Branch growth continued, adding a sub-branch in Denver, a distribution warehouse in Oklahoma City, Oklahoma, and a series of transfer houses, where finished products were available to make equipment more accessible.
By 1900, sales grew to $1.5 million with profits of $140,000. The Great Flood of 1903 caused significant business interruption, resulting in the loss of $25,000 with the branch’s first floor records and furnishings destroyed. By 1904, the grandson of John Deere, Stephen H. Velie, became branch manager. Velie’s goal was to expand the brand and develop it to full-line status. By the late 1920s, Deere operations had grown considerably.
In the early 1930s, the dust bowls across the great plains combined with the Great Depression hit the Kansas City branch hard. But the company’s strong commitment to farmers during the Depression resulted in extending retail loans on machinery purchased, helping farmers stay in business. Despite the adverse conditions, the Kansas City branch remained committed to grow. By 1935, Deere had also leased several buildings, totaling over 242,000 square feet. The product line now included tractors, combines, plows, binders, planters, cultivators, mowers, hay rakes, tillage, and other equipment.
As the Kansas City branch was recovering from the impact of the depression and severe drought, World War II broke out. To support the war effort, a John Deere Battalion was formed in which many John Deere and dealership employees enlisted. The war placed additional stress on John Deere’s support of western agriculture as young men headed off to war, leaving dealerships without technicians. To support western dealers and farmers, the Kansas City branch and warehouse locations offered one-week service schools focused on tractors and combines. Many dealers sent their salesmen and technicians.

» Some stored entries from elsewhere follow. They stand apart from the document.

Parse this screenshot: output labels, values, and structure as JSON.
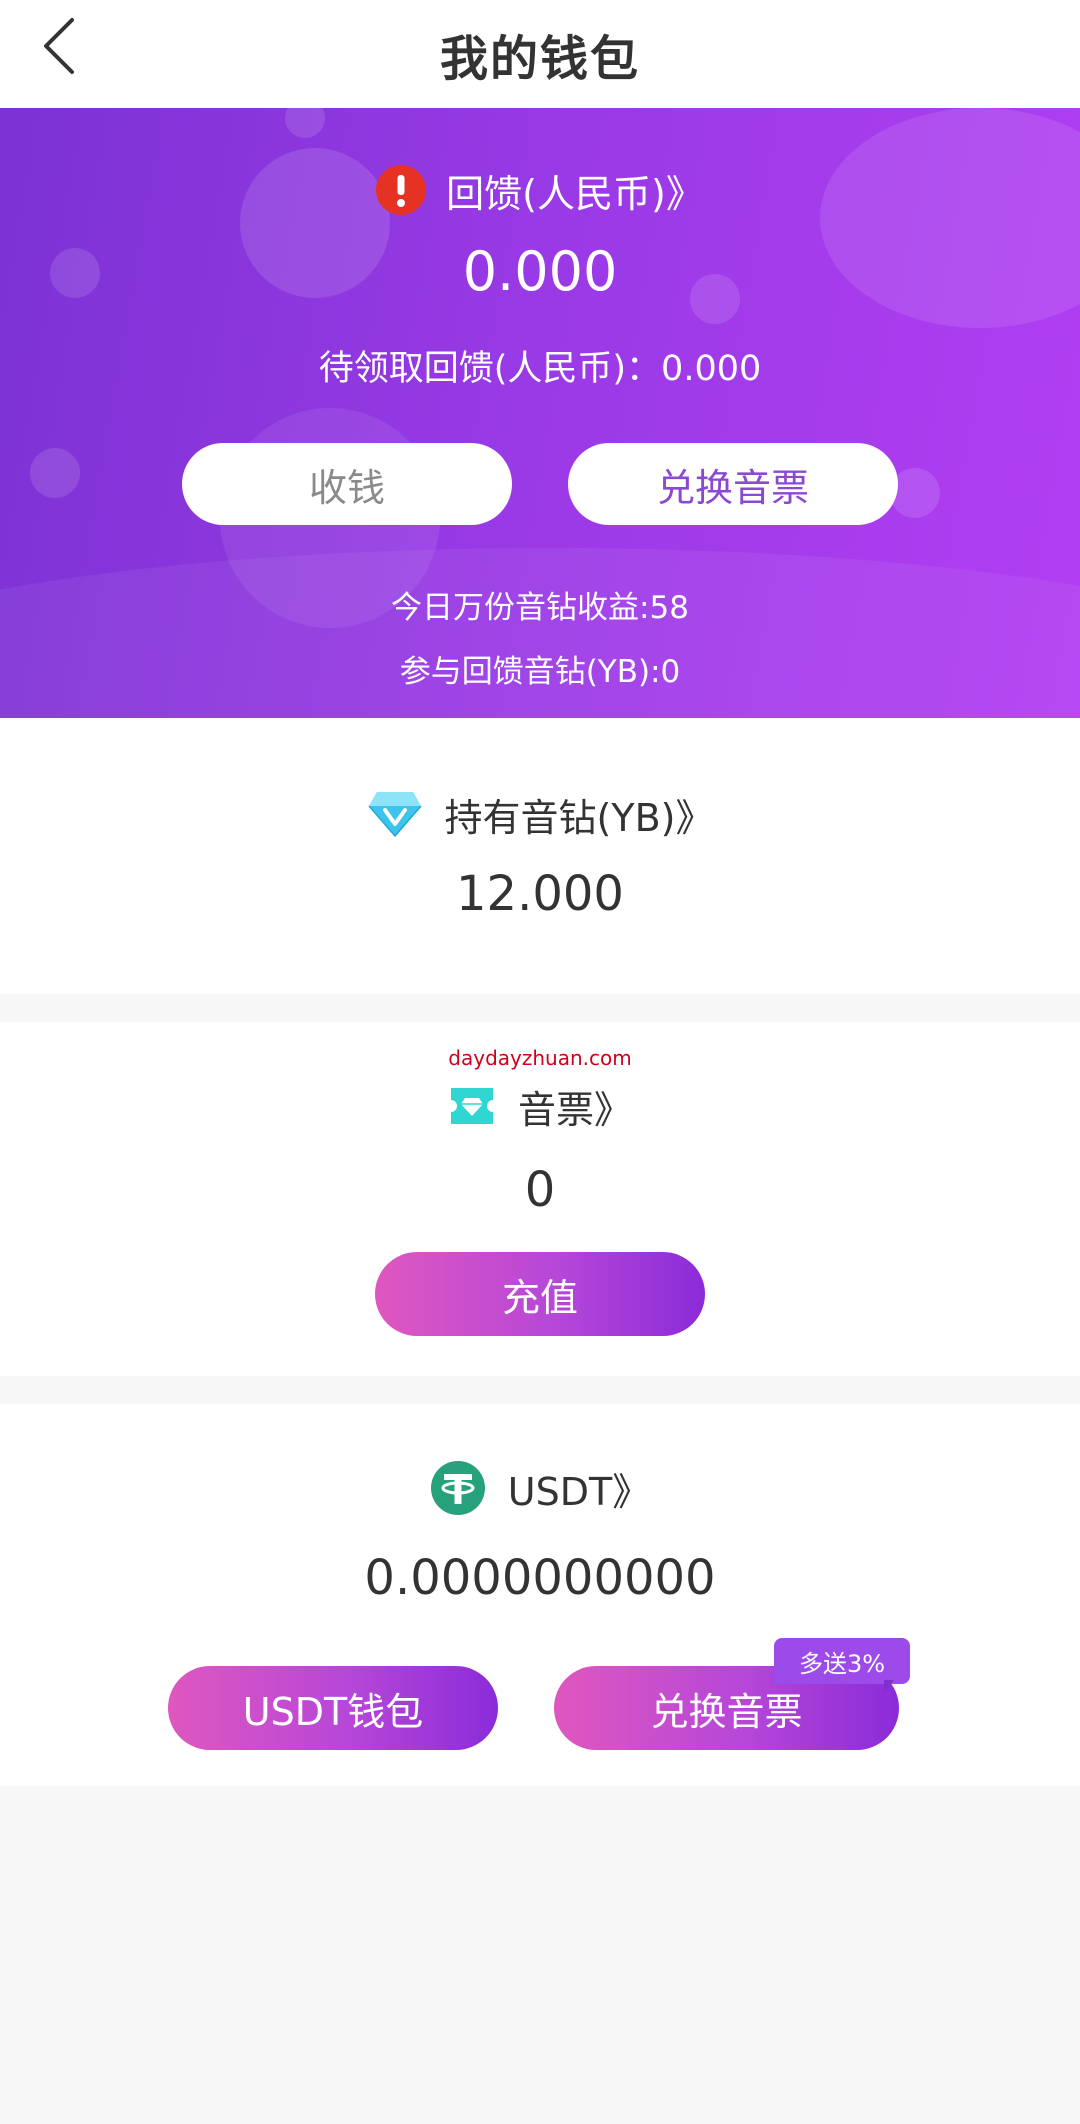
{
  "header": {
    "title": "我的钱包"
  },
  "hero": {
    "label": "回馈(人民币)》",
    "balance": "0.000",
    "pending": "待领取回馈(人民币)：0.000",
    "collect_label": "收钱",
    "exchange_label": "兑换音票",
    "today_yield": "今日万份音钻收益:58",
    "participating": "参与回馈音钻(YB):0"
  },
  "yb": {
    "label": "持有音钻(YB)》",
    "value": "12.000"
  },
  "ticket": {
    "watermark": "daydayzhuan.com",
    "label": "音票》",
    "value": "0",
    "recharge_label": "充值"
  },
  "usdt": {
    "label": "USDT》",
    "value": "0.0000000000",
    "wallet_label": "USDT钱包",
    "exchange_label": "兑换音票",
    "badge": "多送3%"
  },
  "colors": {
    "hero_gradient_start": "#7b32d4",
    "hero_gradient_end": "#b23ef3",
    "button_gradient_start": "#df57bf",
    "button_gradient_end": "#8b2bd9",
    "warn": "#e53223",
    "usdt_green": "#26a17b"
  },
  "icons": {
    "back": "chevron-left-icon",
    "warning": "warning-icon",
    "diamond": "diamond-icon",
    "ticket": "ticket-icon",
    "usdt": "tether-icon"
  }
}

Severe flooding plagued the Kansas City branch in 1951, with 17 feet of water engulfing the buildings.
A new branch, built on higher ground at a cost of $1.5 million, opened in 1953 at 3210 E. 85th Street in Kansas City. Despite the flooding, there was considerable drought throughout the 1950s in Kansas and other western states, which caused farmers to find new ways to irrigate their crops.

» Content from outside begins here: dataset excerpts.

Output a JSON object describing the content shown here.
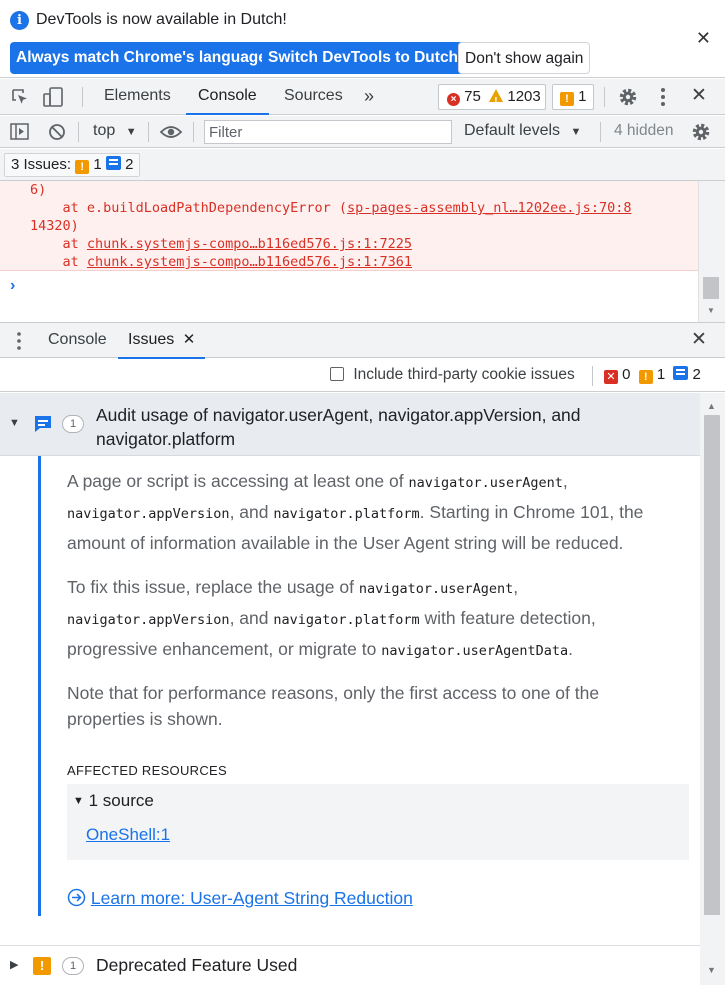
{
  "infobar": {
    "message": "DevTools is now available in Dutch!",
    "buttons": {
      "match": "Always match Chrome's language",
      "switch": "Switch DevTools to Dutch",
      "dismiss": "Don't show again"
    }
  },
  "main_tabs": {
    "elements": "Elements",
    "console": "Console",
    "sources": "Sources",
    "more": "»"
  },
  "counters": {
    "errors": "75",
    "warnings": "1203",
    "issues": "1"
  },
  "console_toolbar": {
    "context": "top",
    "filter_placeholder": "Filter",
    "levels": "Default levels",
    "hidden": "4 hidden"
  },
  "issues_bar": {
    "label": "3 Issues:",
    "warn_count": "1",
    "info_count": "2"
  },
  "console_lines": {
    "line0": "6)",
    "line1_prefix": "    at e.buildLoadPathDependencyError (",
    "line1_link": "sp-pages-assembly_nl…1202ee.js:70:8",
    "line2": "14320)",
    "line3_prefix": "    at ",
    "line3_link": "chunk.systemjs-compo…b116ed576.js:1:7225",
    "line4_prefix": "    at ",
    "line4_link": "chunk.systemjs-compo…b116ed576.js:1:7361",
    "prompt": "›"
  },
  "drawer": {
    "tab_console": "Console",
    "tab_issues": "Issues",
    "third_party_label": "Include third-party cookie issues",
    "err_count": "0",
    "warn_count": "1",
    "info_count": "2"
  },
  "issue1": {
    "count": "1",
    "title_line1": "Audit usage of navigator.userAgent, navigator.appVersion, and",
    "title_line2": "navigator.platform",
    "p1": {
      "t1": "A page or script is accessing at least one of ",
      "c1": "navigator.userAgent",
      "t2": ",",
      "c2": "navigator.appVersion",
      "t3": ", and ",
      "c3": "navigator.platform",
      "t4": ". Starting in Chrome 101, the",
      "t5": "amount of information available in the User Agent string will be reduced."
    },
    "p2": {
      "t1": "To fix this issue, replace the usage of ",
      "c1": "navigator.userAgent",
      "t2": ",",
      "c2": "navigator.appVersion",
      "t3": ", and ",
      "c3": "navigator.platform",
      "t4": " with feature detection,",
      "t5": "progressive enhancement, or migrate to ",
      "c4": "navigator.userAgentData",
      "t6": "."
    },
    "p3": {
      "l1": "Note that for performance reasons, only the first access to one of the",
      "l2": "properties is shown."
    },
    "affected_label": "AFFECTED RESOURCES",
    "source_toggle": "1 source",
    "source_link": "OneShell:1",
    "learn_more": "Learn more: User-Agent String Reduction"
  },
  "issue2": {
    "count": "1",
    "title": "Deprecated Feature Used"
  }
}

Consequently, western farmers were able to expand the variety of crops planted and harvested, facilitated by John Deere’s new two-row cotton picker and self-propelled combine with corn head.

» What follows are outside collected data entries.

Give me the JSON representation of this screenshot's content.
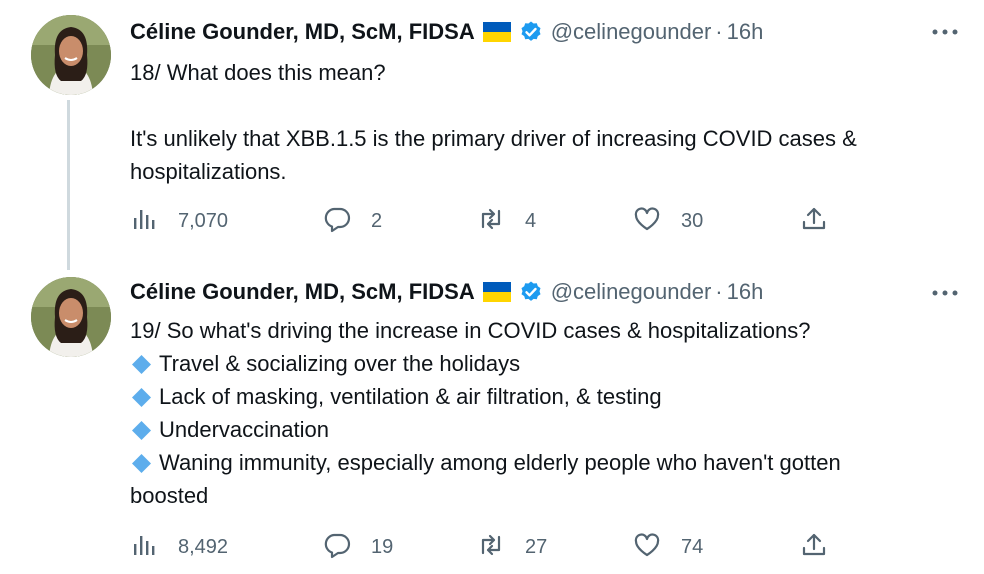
{
  "tweets": [
    {
      "author": {
        "name": "Céline Gounder, MD, ScM, FIDSA",
        "handle": "@celinegounder",
        "badge_icons": [
          "ukraine-flag-icon",
          "verified-badge-icon"
        ]
      },
      "separator": "·",
      "time": "16h",
      "text_lines": [
        "18/ What does this mean?",
        "It's unlikely that XBB.1.5 is the primary driver of increasing COVID cases &",
        "hospitalizations."
      ],
      "stats": {
        "views": "7,070",
        "replies": "2",
        "retweets": "4",
        "likes": "30"
      }
    },
    {
      "author": {
        "name": "Céline Gounder, MD, ScM, FIDSA",
        "handle": "@celinegounder",
        "badge_icons": [
          "ukraine-flag-icon",
          "verified-badge-icon"
        ]
      },
      "separator": "·",
      "time": "16h",
      "text_lines": [
        "19/ So what's driving the increase in COVID cases & hospitalizations?"
      ],
      "bullets": [
        "Travel & socializing over the holidays",
        "Lack of masking, ventilation & air filtration, & testing",
        "Undervaccination",
        "Waning immunity, especially among elderly people who haven't gotten"
      ],
      "continuation": "boosted",
      "stats": {
        "views": "8,492",
        "replies": "19",
        "retweets": "27",
        "likes": "74"
      }
    }
  ],
  "colors": {
    "text": "#0f1419",
    "secondary": "#536471",
    "verified_blue": "#1d9bf0",
    "bullet_blue": "#5dadec",
    "flag_blue": "#005bbb",
    "flag_yellow": "#ffd500",
    "thread_line": "#cfd9de"
  },
  "icons": {
    "views": "bar-chart-icon",
    "reply": "speech-bubble-icon",
    "retweet": "retweet-arrows-icon",
    "like": "heart-icon",
    "share": "share-upload-icon",
    "more": "more-dots-icon",
    "bullet": "blue-diamond-icon"
  }
}
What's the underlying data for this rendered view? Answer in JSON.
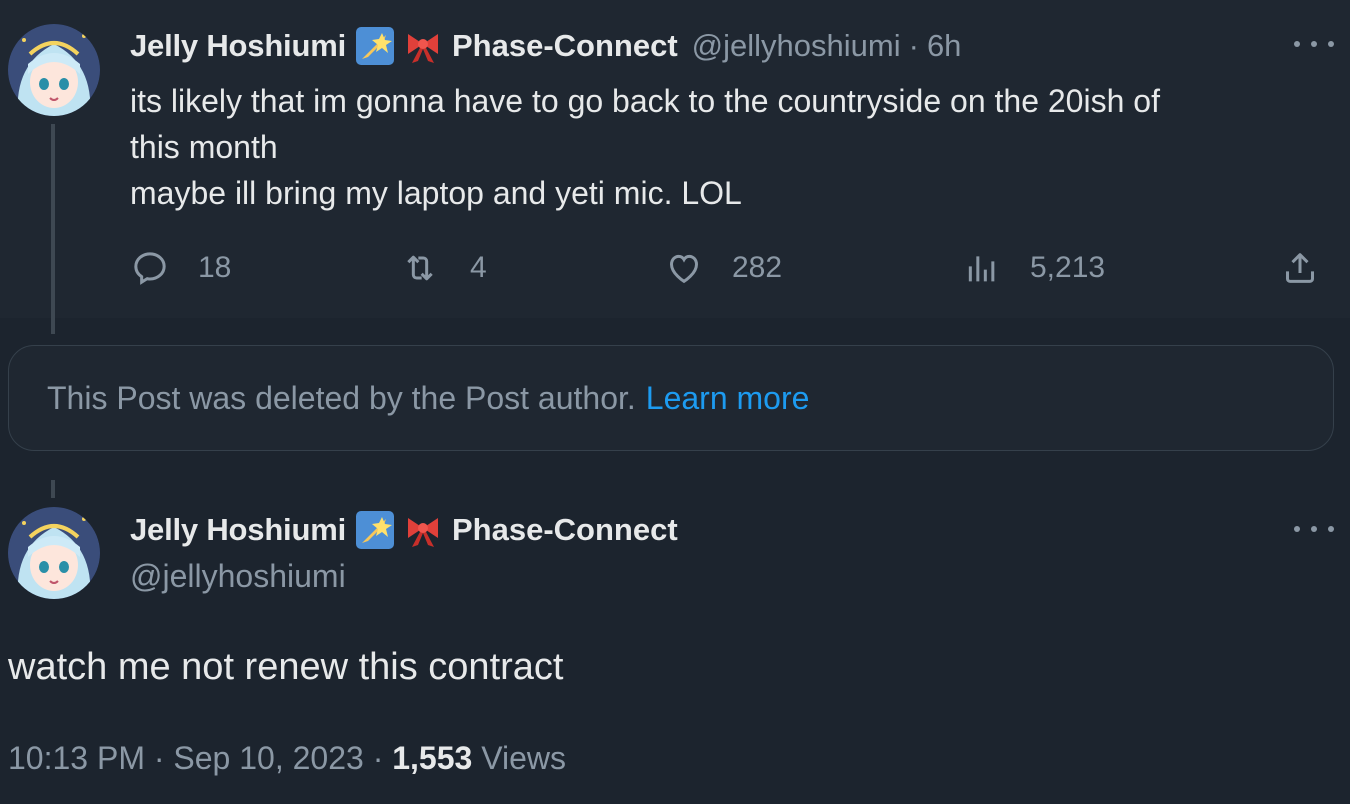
{
  "tweet1": {
    "author_name": "Jelly Hoshiumi",
    "affiliation": "Phase-Connect",
    "handle": "@jellyhoshiumi",
    "separator": "·",
    "time": "6h",
    "text_lines": [
      "its likely that im gonna have to go back to the countryside on the 20ish of",
      "this month",
      "maybe ill bring my laptop and yeti mic. LOL"
    ],
    "actions": {
      "reply_count": "18",
      "repost_count": "4",
      "like_count": "282",
      "views_count": "5,213"
    },
    "icons": [
      "reply-icon",
      "repost-icon",
      "like-icon",
      "views-icon",
      "share-icon",
      "more-icon"
    ]
  },
  "deleted_notice": {
    "text": "This Post was deleted by the Post author.",
    "link": "Learn more"
  },
  "tweet2": {
    "author_name": "Jelly Hoshiumi",
    "affiliation": "Phase-Connect",
    "handle": "@jellyhoshiumi",
    "text": "watch me not renew this contract",
    "time": "10:13 PM",
    "separator": "·",
    "date": "Sep 10, 2023",
    "views_count": "1,553",
    "views_label": "Views"
  },
  "colors": {
    "background": "#1c242e",
    "tweet_highlight": "#1f2731",
    "text_primary": "#e7e9ea",
    "text_secondary": "#8b98a5",
    "link": "#1d9bf0"
  }
}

During the 1960s, John Deere held the lead in sales of farm equipment. During this decade the word “Plow” was also dropped from the name “John Deere Plow Company.” The launch of “the New Generation of Power” tractor lineup was a significant point in Deere’s history when four and six-cylinder tractors replaced two-cylinder tractors. The Kansas City branch became intensely focused on growing the tractor business.
Deere’s Omaha and St. Louis sales branches were closed in the 1970s, and their coverage areas were assigned to the Kansas City branch. This resulted in a large gain in volume and the addition of one sales division. For many years, the Kansas City branch had worked hard on developing dealers without adequate facilities in which to operate. But the decade saw new and renovated dealer facilities. The branch’s three company stores in Salina, Wichita, and Dodge City, Kansas, all received new buildings to show current dealers and dealer prospects the modern facilities. Developing dealer capacities became a focus as sales and finance seminars were continuously offered along with full-time service schools.
The decade of the 1980s was an eventful and challenging period for the Kansas City branch. Farm failures throughout the 1980s posed difficulties. Deere escaped the mergers and consolidations that took place in the agriculture industry, closing several sales branches around the country. In 1987, the East Moline, Illinois, branch merged with Kansas City branch. Iowa and Illinois became part of the Kansas City organization, making it the company’s largest sales branch.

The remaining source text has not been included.